Najpierw aborcjoniści protestowali pod domem posłanki PiS Anny Milczanowskiej, która wychowuje córkę z zespołem Downa, a teraz posunęli się nawet do profanacji grobu jej rodziców. Polityk zamieściła w mediach społecznościowych zdjęcie skandalicznej ulotki, którą uczestnicy strajku kobiet zostawili na grobie.
Strajk kobiet, idziecie teraz pod mój dom! Co chcecie powiedzieć Marcie, mojej córce z Zespołem Downa?! Że nie miała prawa się urodzić!? Że nie ma prawa żyć?! A może chcecie ją przestraszyć!?
- pisała w zeszłym tygodniu Anna Milczanowska w mediach społecznościowych.
Wpis ten najwyraźniej rozwścieczył zwolenników aborcji na życzenie, bo posunęli się nawet do profanacji grobu rodziców posłanki.

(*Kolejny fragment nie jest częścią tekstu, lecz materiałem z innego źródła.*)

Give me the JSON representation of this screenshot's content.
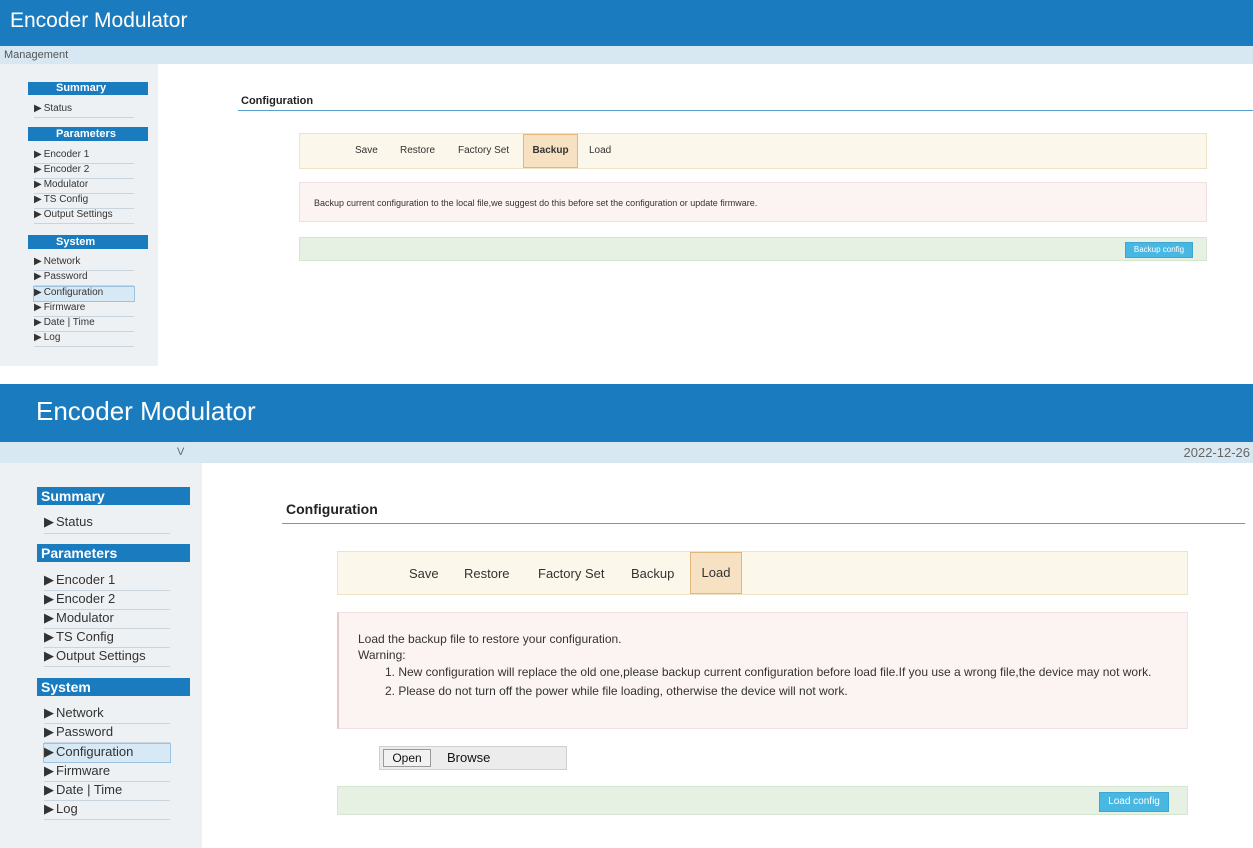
{
  "app": {
    "title": "Encoder Modulator"
  },
  "panel1": {
    "subbar_text": "Management",
    "sidebar": {
      "summary": {
        "title": "Summary",
        "items": [
          "Status"
        ]
      },
      "parameters": {
        "title": "Parameters",
        "items": [
          "Encoder 1",
          "Encoder 2",
          "Modulator",
          "TS Config",
          "Output Settings"
        ]
      },
      "system": {
        "title": "System",
        "items": [
          "Network",
          "Password",
          "Configuration",
          "Firmware",
          "Date | Time",
          "Log"
        ]
      }
    },
    "content_title": "Configuration",
    "tabs": [
      "Save",
      "Restore",
      "Factory Set",
      "Backup",
      "Load"
    ],
    "active_tab": "Backup",
    "info_text": "Backup current configuration to the local file,we suggest do this before set the configuration or update firmware.",
    "button": "Backup config"
  },
  "panel2": {
    "subbar_left": "V",
    "subbar_date": "2022-12-26",
    "sidebar": {
      "summary": {
        "title": "Summary",
        "items": [
          "Status"
        ]
      },
      "parameters": {
        "title": "Parameters",
        "items": [
          "Encoder 1",
          "Encoder 2",
          "Modulator",
          "TS Config",
          "Output Settings"
        ]
      },
      "system": {
        "title": "System",
        "items": [
          "Network",
          "Password",
          "Configuration",
          "Firmware",
          "Date | Time",
          "Log"
        ]
      }
    },
    "content_title": "Configuration",
    "tabs": [
      "Save",
      "Restore",
      "Factory Set",
      "Backup",
      "Load"
    ],
    "active_tab": "Load",
    "info": {
      "line1": "Load the backup file to restore your configuration.",
      "line2": "Warning:",
      "item1": "1. New configuration will replace the old one,please backup current configuration before load file.If you use a wrong file,the device may not work.",
      "item2": "2. Please do not turn off the power while file loading, otherwise the device will not work."
    },
    "file_input": {
      "open": "Open",
      "browse": "Browse"
    },
    "button": "Load config"
  },
  "icons": {
    "nav_marker": "triangle-right-icon",
    "nav_marker_glyph": "▶"
  },
  "colors": {
    "header": "#1a7bbf",
    "subbar": "#d7e8f2",
    "button": "#48b7e2"
  }
}
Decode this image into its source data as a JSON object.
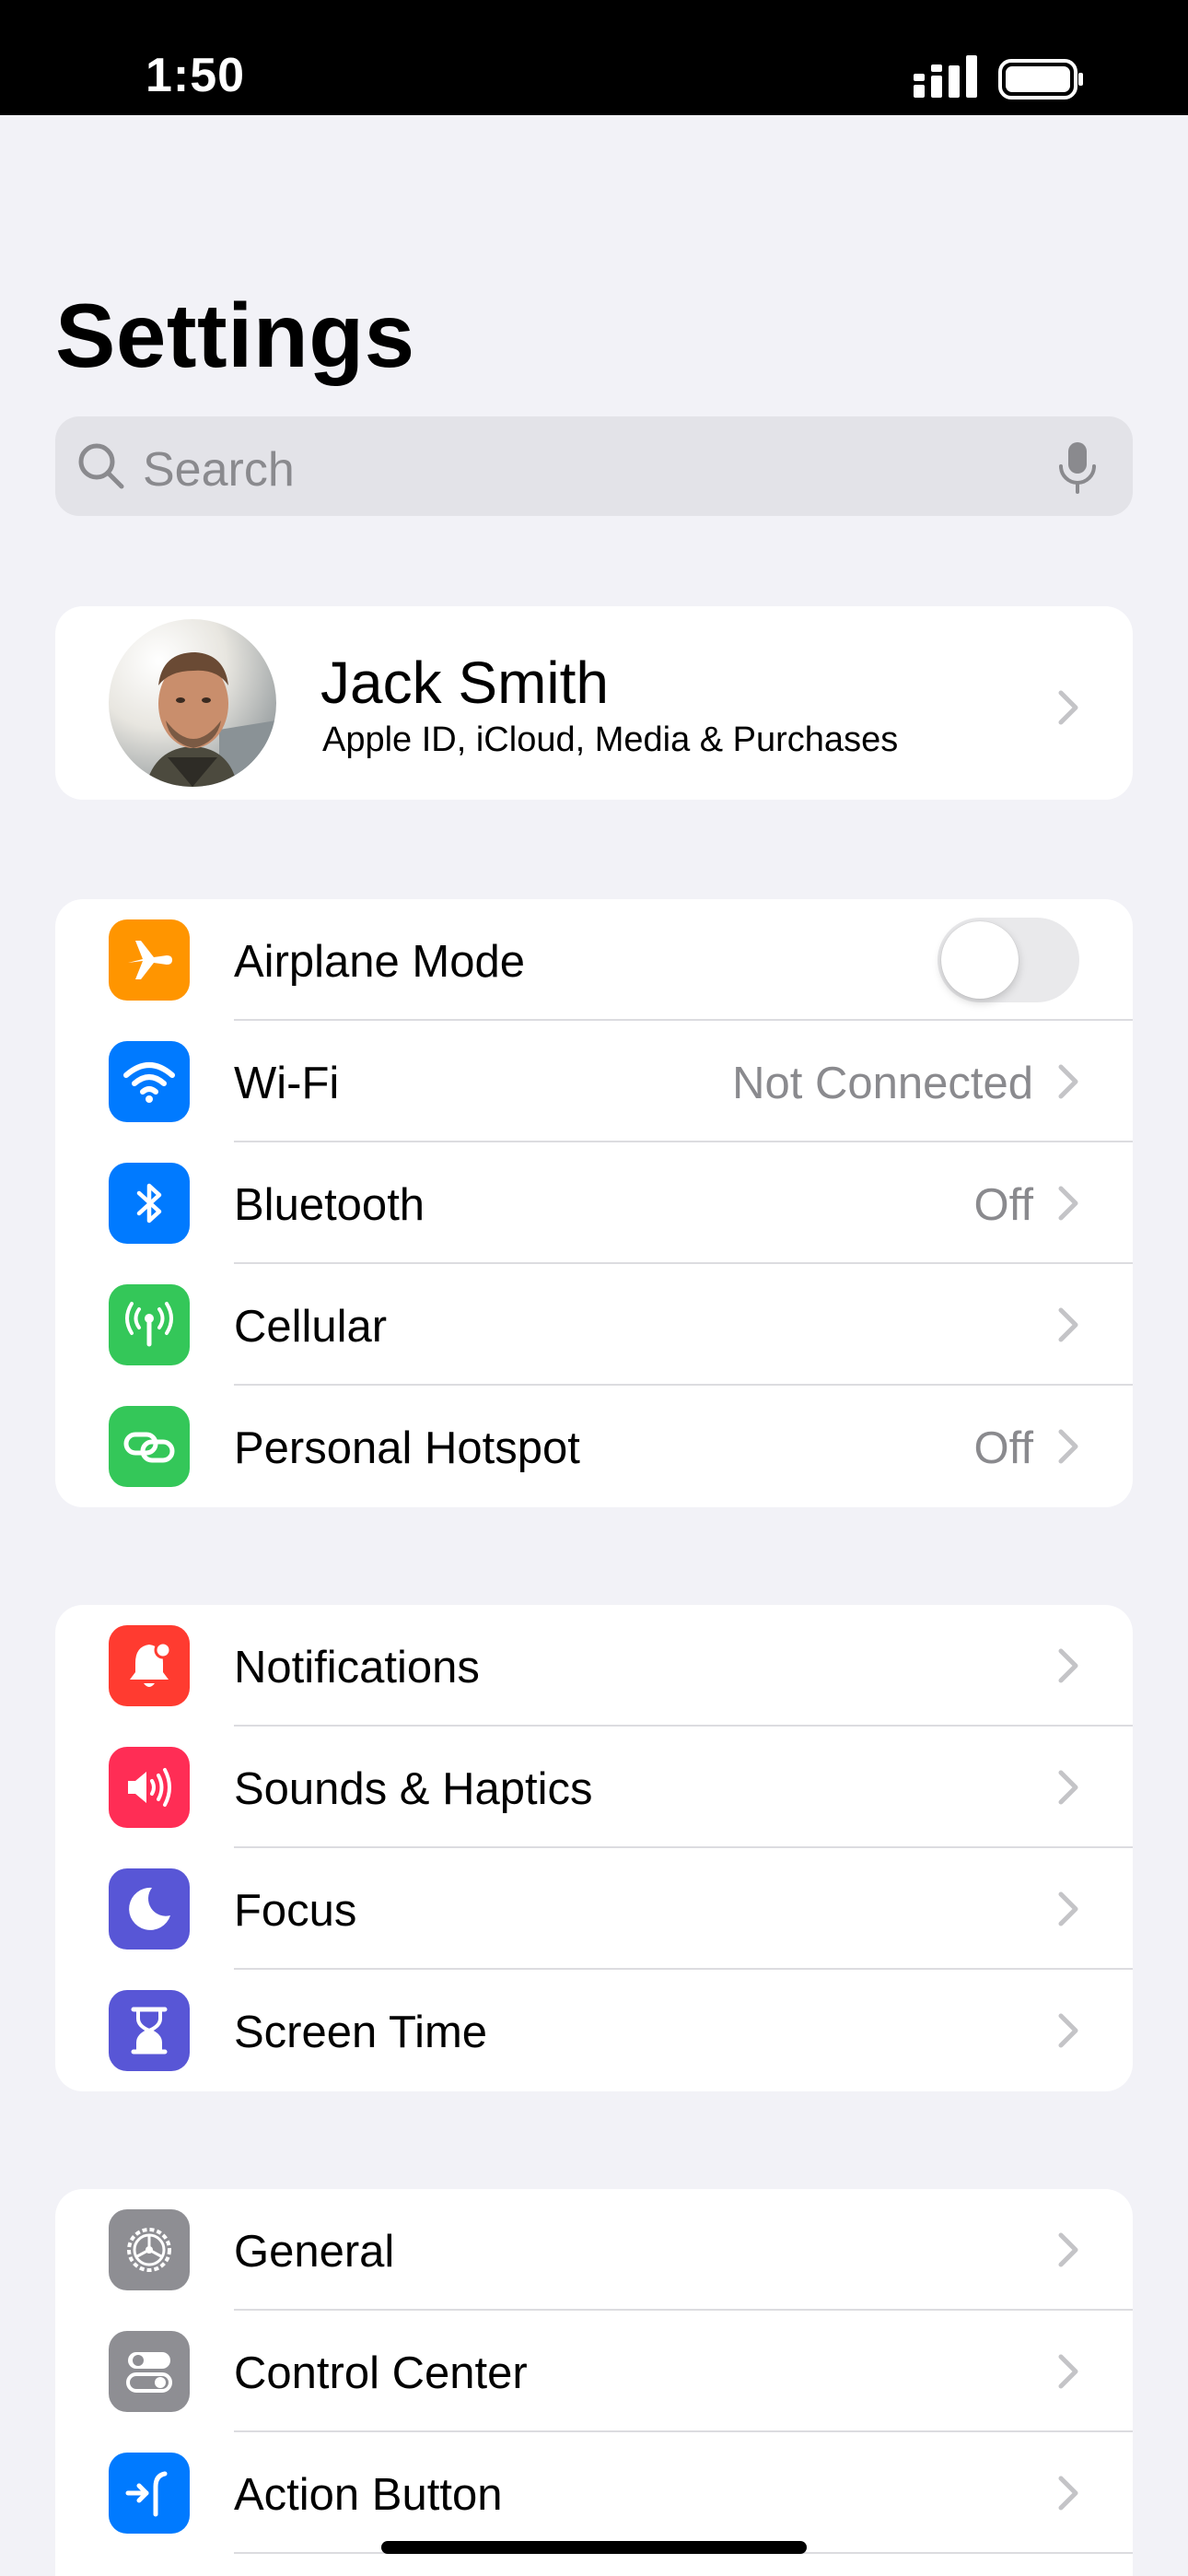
{
  "status_bar": {
    "time": "1:50"
  },
  "title": "Settings",
  "search": {
    "placeholder": "Search"
  },
  "profile": {
    "name": "Jack Smith",
    "subtitle": "Apple ID, iCloud, Media & Purchases"
  },
  "groups": [
    {
      "rows": [
        {
          "label": "Airplane Mode",
          "icon": "airplane-icon",
          "color": "#ff9500",
          "control": "toggle",
          "toggle_on": false
        },
        {
          "label": "Wi-Fi",
          "icon": "wifi-icon",
          "color": "#007aff",
          "value": "Not Connected"
        },
        {
          "label": "Bluetooth",
          "icon": "bluetooth-icon",
          "color": "#007aff",
          "value": "Off"
        },
        {
          "label": "Cellular",
          "icon": "antenna-icon",
          "color": "#34c759",
          "value": ""
        },
        {
          "label": "Personal Hotspot",
          "icon": "hotspot-link-icon",
          "color": "#34c759",
          "value": "Off"
        }
      ]
    },
    {
      "rows": [
        {
          "label": "Notifications",
          "icon": "bell-icon",
          "color": "#ff3b30"
        },
        {
          "label": "Sounds & Haptics",
          "icon": "speaker-icon",
          "color": "#ff2d55"
        },
        {
          "label": "Focus",
          "icon": "moon-icon",
          "color": "#5856d6"
        },
        {
          "label": "Screen Time",
          "icon": "hourglass-icon",
          "color": "#5856d6"
        }
      ]
    },
    {
      "rows": [
        {
          "label": "General",
          "icon": "gear-icon",
          "color": "#8e8e93"
        },
        {
          "label": "Control Center",
          "icon": "switches-icon",
          "color": "#8e8e93"
        },
        {
          "label": "Action Button",
          "icon": "action-button-icon",
          "color": "#007aff"
        }
      ]
    }
  ]
}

Przychodzicie agresywni pod mój dom. Kim trzeba być, żeby nie uszanować spokoju zmarłych!? To moi ś.p. Mama, Tata żołnierz AK i NSZ, który 7 lat spędził w UBckich katowniach. Przekazali mi wartości bliskie Polakom. Chwała Im za to!
- napisała dziś posłanka.
Do wpisu dołączyła zdjęcie ulotki z napisem: "Córka Anna wstyd przynosi waszej świętej pamięci", którą znalazła na nagrobku.